No you're right, and this may be another point which nix's the whole lazy init through functions idea too. If you call table.get you could then pass that funcref anywhere, even to another module, and we wouldn't have a way of recovering the original VMContext once it's called.

We also don't know the callee vmctx but we're claiming we don't need that

I like where your idea is going, but given your above comments I'm fearful we can no longer assume this. We might not be able to escape the "we need to know the callee vmctx" property...


I might gently suggest that we put "solve the immediate/specific use case" (https://github.com/bytecodealliance/wasmtime/issues/8160) back on the table, since we know exactly how to do it and it has a much more limited footprint?

IMO the point Nick made about maintainability above is a pretty big one. Having two different representations of a null function pointer is ripe for misinterpretation and mistakes and (possibly) CVEs. I would not personally want to take such a step without considering other options and ruling them out first.
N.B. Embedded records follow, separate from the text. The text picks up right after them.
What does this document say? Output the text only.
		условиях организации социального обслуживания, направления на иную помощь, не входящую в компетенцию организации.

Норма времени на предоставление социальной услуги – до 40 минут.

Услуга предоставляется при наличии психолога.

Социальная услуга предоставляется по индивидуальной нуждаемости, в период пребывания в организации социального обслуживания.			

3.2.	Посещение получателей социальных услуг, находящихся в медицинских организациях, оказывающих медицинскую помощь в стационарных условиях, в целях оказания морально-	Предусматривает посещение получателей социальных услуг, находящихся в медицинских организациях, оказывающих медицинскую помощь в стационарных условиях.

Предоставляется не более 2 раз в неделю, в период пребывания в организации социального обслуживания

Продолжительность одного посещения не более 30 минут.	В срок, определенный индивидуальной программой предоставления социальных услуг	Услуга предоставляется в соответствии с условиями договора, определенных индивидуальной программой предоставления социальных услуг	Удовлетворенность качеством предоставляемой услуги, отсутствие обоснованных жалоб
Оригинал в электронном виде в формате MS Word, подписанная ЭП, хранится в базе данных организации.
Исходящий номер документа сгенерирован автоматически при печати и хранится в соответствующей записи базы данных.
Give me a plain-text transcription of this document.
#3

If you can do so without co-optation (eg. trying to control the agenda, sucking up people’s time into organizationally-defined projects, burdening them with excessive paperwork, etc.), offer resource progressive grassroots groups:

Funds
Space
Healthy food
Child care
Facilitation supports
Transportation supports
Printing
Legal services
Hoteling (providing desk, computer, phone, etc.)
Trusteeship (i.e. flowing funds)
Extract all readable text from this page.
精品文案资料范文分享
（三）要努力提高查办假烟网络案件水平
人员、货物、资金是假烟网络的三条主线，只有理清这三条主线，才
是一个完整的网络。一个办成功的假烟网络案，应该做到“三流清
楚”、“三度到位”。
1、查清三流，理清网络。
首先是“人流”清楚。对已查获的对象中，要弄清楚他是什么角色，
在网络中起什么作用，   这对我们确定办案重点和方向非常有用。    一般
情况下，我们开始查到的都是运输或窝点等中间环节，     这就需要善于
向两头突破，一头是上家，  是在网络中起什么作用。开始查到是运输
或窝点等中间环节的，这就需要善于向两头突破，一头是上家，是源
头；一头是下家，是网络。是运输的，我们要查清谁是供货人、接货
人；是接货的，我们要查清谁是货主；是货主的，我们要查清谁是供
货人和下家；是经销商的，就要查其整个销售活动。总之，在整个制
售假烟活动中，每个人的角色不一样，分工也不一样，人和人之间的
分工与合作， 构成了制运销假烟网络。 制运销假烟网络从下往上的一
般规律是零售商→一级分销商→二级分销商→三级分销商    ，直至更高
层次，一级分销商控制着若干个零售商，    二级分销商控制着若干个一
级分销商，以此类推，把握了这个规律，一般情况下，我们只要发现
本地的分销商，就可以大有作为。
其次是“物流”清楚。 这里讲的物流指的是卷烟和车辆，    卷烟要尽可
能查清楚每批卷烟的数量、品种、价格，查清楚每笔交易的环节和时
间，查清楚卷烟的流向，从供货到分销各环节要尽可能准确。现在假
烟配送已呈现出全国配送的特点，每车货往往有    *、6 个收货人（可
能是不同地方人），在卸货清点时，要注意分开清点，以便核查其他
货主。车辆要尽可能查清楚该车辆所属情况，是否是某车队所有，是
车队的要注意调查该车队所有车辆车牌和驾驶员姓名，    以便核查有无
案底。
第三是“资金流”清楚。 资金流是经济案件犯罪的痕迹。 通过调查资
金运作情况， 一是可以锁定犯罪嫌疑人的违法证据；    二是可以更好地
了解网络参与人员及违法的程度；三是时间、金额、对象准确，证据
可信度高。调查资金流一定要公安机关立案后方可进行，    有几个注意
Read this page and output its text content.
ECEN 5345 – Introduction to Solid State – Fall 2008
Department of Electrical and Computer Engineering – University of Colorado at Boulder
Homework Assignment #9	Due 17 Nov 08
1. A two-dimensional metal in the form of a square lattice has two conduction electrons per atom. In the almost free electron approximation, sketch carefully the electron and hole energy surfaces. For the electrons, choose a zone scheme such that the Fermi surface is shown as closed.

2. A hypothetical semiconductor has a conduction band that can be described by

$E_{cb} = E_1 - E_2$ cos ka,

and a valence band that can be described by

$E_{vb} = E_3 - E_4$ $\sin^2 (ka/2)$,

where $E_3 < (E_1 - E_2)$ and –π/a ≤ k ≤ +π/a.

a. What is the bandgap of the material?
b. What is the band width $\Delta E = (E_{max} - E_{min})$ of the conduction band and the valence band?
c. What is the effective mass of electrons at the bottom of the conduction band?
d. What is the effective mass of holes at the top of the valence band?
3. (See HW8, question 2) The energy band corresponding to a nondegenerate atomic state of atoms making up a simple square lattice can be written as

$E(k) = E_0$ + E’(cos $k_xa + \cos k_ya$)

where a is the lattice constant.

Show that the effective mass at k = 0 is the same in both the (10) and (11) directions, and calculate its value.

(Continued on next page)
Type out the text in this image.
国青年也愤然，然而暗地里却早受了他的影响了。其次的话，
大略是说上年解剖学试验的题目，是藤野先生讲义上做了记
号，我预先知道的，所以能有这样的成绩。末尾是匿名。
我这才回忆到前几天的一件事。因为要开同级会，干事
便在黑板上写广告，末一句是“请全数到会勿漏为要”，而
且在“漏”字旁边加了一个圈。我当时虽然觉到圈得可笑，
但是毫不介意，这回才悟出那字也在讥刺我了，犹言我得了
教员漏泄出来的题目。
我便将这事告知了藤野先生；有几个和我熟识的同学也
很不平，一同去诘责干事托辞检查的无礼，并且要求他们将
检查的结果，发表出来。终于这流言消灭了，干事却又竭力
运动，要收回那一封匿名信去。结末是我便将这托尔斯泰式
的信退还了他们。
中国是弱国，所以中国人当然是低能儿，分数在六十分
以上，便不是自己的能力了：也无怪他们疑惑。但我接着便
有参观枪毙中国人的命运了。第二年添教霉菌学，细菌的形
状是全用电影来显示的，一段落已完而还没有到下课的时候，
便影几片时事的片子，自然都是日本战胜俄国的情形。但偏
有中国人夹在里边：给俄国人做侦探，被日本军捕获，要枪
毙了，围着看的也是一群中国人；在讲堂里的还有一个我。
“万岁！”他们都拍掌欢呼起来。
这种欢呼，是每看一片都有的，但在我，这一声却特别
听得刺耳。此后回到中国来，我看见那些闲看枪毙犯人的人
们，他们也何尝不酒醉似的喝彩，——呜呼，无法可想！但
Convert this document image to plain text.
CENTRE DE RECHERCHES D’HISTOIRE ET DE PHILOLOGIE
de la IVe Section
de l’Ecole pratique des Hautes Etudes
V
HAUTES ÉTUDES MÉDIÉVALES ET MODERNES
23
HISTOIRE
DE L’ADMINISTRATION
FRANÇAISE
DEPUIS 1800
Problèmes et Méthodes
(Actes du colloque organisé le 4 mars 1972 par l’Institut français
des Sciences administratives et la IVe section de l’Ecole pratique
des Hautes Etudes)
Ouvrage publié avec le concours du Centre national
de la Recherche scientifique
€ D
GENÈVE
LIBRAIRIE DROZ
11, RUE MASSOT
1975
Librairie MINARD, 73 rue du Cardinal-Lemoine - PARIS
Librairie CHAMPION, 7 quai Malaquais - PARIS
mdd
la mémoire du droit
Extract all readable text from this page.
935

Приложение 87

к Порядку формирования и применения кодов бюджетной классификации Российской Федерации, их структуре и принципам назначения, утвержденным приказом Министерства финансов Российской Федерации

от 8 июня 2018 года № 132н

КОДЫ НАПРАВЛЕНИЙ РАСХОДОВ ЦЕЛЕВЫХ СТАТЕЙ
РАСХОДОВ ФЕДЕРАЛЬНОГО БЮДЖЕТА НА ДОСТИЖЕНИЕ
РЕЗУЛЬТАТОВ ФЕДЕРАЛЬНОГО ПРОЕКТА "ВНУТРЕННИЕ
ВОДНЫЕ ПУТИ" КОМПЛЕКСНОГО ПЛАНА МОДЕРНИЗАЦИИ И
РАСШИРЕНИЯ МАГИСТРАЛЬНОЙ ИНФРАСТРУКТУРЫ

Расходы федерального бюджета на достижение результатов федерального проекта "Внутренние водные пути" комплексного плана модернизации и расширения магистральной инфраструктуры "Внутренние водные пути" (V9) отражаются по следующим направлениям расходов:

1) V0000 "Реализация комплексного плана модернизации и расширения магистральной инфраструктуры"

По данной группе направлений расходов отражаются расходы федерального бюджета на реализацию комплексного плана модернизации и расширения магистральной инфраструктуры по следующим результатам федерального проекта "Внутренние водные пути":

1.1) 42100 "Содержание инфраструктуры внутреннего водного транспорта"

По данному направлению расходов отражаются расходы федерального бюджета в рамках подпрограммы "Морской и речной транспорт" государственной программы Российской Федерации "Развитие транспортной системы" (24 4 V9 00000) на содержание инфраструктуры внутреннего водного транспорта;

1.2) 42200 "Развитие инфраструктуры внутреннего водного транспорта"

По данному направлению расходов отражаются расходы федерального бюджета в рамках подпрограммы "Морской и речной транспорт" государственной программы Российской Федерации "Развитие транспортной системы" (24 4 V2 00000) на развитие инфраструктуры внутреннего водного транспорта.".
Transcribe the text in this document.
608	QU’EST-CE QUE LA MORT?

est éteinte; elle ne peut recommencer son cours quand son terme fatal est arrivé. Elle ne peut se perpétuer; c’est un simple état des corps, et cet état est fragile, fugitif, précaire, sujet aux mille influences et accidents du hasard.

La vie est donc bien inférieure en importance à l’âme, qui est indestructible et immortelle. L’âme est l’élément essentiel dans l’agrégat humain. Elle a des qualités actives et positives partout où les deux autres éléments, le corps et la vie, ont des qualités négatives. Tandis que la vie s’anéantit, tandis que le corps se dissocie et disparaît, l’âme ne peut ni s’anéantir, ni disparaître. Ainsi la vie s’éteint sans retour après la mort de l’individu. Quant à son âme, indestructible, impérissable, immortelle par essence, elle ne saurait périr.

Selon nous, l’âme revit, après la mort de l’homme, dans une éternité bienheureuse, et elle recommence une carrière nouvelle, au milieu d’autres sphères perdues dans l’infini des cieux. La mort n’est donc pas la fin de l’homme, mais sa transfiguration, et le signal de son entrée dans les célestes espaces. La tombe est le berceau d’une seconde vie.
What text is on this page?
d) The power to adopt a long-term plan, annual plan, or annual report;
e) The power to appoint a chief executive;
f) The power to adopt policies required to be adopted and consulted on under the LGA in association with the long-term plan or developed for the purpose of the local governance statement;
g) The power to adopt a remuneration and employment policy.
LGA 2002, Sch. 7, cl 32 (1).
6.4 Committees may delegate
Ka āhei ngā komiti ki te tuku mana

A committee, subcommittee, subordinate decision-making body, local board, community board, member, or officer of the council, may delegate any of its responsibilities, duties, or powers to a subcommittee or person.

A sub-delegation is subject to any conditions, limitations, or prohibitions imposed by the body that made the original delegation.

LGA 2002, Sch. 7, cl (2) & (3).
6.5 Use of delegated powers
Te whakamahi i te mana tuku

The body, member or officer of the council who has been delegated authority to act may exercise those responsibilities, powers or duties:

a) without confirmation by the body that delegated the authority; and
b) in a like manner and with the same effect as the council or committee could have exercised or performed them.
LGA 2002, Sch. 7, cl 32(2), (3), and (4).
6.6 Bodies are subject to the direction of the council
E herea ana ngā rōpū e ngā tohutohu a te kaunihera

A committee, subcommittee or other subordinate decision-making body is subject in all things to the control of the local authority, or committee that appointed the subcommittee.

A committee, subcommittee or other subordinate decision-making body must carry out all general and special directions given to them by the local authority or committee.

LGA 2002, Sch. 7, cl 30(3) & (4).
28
alexcrichton commented 6 months ago

We talked more about funcref tables this morning in the Cranelift meeting and I wanted to summarize here as well. We ended up concluding all-null init doesn't require two kinds of null pointers which (IMO) makes that a desirable route for the near-future.

For this specifically there's still a fair bit of open questions about the details of how this precisely works, not the least of which is all the machinery required to translate a fault into initialization of a table and returning back to wasm (portably). We're also not certain whether this will be a performance benefit given the high cost of the fault in that case, so it's something we'd need to evaluate.

Jamey also wrote up related ideas in https://github.com/bytecodealliance/wasmtime/issues/8195, which I'll defer over there for discussion of them.